Korea's Gross Domestic Product expanded by an annual 2.5 percent in the first quarter of this year, down from 2.7 percent in the fourth quarter and the weakest rate since the first quarter of 2013.
The inflation rate rose to 0.7 percent in June from 0.5 percent due to higher agricultural, livestock and fish prices but the BOK said it expects inflation to continue at a low level due to low oil prices.
The Bank of Korea issued the following statement:
"The Monetary Policy Committee of the Bank of Korea decided today to leave the Base Rate unchanged at 1.50% for the intermeeting period.
Based on currently available information the Committee considers that the trend of economic recovery in the US has grown evident again, and that the improvements in the euro area have continued as well. In emerging market countries including China the trends of slowing growth have continued. The Committee forecasts that the global economy will sustain its modest recovery going forward, centering around advanced economies such as the US, but judges that the possibility exists of its being affected by the heightened international financial market volatility due to the situation in Greece, by changes in the monetary policies of major countries and by the weakening of economic growth in emerging market countries.
Looking at the Korean economy, amid continued sluggishness in exports the Committee notes that, under the influence of the Middle East Respiratory Syndrome (MERS) outbreak for example, consumption has declined significantly and the sentiments of economic agents have worsened. On the employment front, the unemployment rate has risen due mainly to an expansion in job search activities, but the employment-to-population ratio has also increased as the number of persons employed has grown. The Committee forecasts that the domestic economy will show a trend of recovery going forward, owing chiefly to the expansionary macroeconomic policies and to the subsiding of the shock from the MERS outbreak, but judges the uncertainties surrounding the growth path to be high.

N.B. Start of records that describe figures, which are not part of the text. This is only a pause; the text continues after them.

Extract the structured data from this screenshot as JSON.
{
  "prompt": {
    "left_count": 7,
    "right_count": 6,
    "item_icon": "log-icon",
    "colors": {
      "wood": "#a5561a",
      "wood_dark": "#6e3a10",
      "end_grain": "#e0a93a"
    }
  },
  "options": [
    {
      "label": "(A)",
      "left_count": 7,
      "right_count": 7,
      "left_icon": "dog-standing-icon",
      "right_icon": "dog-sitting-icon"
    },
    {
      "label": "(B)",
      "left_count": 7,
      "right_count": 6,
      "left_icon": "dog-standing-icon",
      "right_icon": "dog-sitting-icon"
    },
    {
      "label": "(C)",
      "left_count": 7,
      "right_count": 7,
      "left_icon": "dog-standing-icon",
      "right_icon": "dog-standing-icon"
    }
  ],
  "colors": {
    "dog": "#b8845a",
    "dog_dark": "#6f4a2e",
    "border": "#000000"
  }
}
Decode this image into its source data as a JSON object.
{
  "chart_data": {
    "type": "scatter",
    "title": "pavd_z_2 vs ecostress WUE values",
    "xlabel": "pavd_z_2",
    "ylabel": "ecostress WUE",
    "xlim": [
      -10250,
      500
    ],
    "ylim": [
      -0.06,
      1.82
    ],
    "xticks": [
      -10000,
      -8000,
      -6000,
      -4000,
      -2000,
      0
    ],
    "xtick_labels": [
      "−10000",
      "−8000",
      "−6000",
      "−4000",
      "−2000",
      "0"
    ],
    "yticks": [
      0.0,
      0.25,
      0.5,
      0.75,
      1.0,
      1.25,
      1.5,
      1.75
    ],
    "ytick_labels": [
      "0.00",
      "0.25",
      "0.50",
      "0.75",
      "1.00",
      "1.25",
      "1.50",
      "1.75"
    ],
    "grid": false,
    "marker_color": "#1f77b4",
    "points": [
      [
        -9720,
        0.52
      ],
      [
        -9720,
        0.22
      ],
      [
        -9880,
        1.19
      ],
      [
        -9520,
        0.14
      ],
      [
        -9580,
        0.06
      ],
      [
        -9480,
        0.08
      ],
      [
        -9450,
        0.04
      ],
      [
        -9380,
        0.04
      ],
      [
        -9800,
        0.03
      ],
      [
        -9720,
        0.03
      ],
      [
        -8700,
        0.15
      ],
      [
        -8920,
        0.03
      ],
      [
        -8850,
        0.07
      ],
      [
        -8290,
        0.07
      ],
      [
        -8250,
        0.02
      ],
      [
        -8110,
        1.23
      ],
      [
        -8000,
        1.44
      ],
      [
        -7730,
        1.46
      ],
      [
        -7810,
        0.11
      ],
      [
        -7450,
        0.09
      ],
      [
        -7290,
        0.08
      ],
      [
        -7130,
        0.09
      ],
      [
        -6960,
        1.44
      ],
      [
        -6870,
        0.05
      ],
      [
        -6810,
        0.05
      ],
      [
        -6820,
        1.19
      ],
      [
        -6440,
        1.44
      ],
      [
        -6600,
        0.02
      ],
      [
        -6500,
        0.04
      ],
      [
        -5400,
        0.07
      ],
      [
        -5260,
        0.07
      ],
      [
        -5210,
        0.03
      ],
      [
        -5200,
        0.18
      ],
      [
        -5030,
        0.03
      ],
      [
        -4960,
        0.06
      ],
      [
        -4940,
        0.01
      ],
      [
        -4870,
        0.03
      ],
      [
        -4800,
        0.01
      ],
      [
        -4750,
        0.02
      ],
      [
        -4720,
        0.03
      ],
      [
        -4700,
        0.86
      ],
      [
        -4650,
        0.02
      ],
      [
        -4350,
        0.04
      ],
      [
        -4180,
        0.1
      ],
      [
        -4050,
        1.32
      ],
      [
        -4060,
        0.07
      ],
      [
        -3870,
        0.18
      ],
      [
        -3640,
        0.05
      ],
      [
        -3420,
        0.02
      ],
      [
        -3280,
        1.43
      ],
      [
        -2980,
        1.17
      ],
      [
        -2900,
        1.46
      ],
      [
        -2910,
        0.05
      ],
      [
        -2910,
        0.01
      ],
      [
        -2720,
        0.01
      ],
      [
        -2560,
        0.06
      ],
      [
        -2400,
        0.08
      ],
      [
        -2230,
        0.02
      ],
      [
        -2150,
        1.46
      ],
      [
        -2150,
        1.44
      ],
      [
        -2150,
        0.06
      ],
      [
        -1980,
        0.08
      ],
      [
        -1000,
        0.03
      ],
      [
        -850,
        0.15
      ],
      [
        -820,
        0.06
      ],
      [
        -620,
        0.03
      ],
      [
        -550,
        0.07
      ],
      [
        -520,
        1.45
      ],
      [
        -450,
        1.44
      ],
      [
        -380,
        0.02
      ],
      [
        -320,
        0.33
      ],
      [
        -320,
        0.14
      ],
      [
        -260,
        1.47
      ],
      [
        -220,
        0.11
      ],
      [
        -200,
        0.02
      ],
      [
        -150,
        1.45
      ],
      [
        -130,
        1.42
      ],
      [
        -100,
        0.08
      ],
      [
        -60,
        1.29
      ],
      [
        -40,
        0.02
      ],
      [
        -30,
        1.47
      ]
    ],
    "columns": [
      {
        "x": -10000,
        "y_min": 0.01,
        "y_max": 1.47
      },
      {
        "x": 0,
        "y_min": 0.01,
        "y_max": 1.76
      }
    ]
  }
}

Consumer price inflation rose from 0.5% the month before to 0.7% in June, due mainly to increases in prices of agricultural, livestock and fisheries products and to a narrowing of the extent of decline in petroleum product prices. Core inflation excluding agricultural and petroleum product prices fell slightly to 2.0%, from 2.1% in May. Looking ahead the Committee forecasts that inflation will continue at a low level, due mainly to the effects of the low oil prices. In the housing market, the upward trends of sales and leasehold deposit prices have continued in both Seoul and its surrounding areas and the rest of the country.
In the domestic financial markets, influenced mostly by the situation in Greece, stock prices have fallen and the Korean won has depreciated against both the US dollar and the Japanese yen. Long-term market interest rates have risen, in response mainly to expectations of a policy rate hike by the US Federal Reserve and of an increased volume of Korean Treasury bond issuance. Bank household lending has sustained a trend of increase at a level substantially exceeding that of recent years, led by mortgage loans.
Looking ahead, while working to sustain the recovery of economic growth, the Committee will conduct monetary policy so as to maintain price stability over a medium-term horizon and pay attention to financial stability. In this process it will closely monitor the trend of increase in household debt and external risk factors such as the situation in Greece and shifts in major countries’ monetary policies, as well as the trends of capital flows."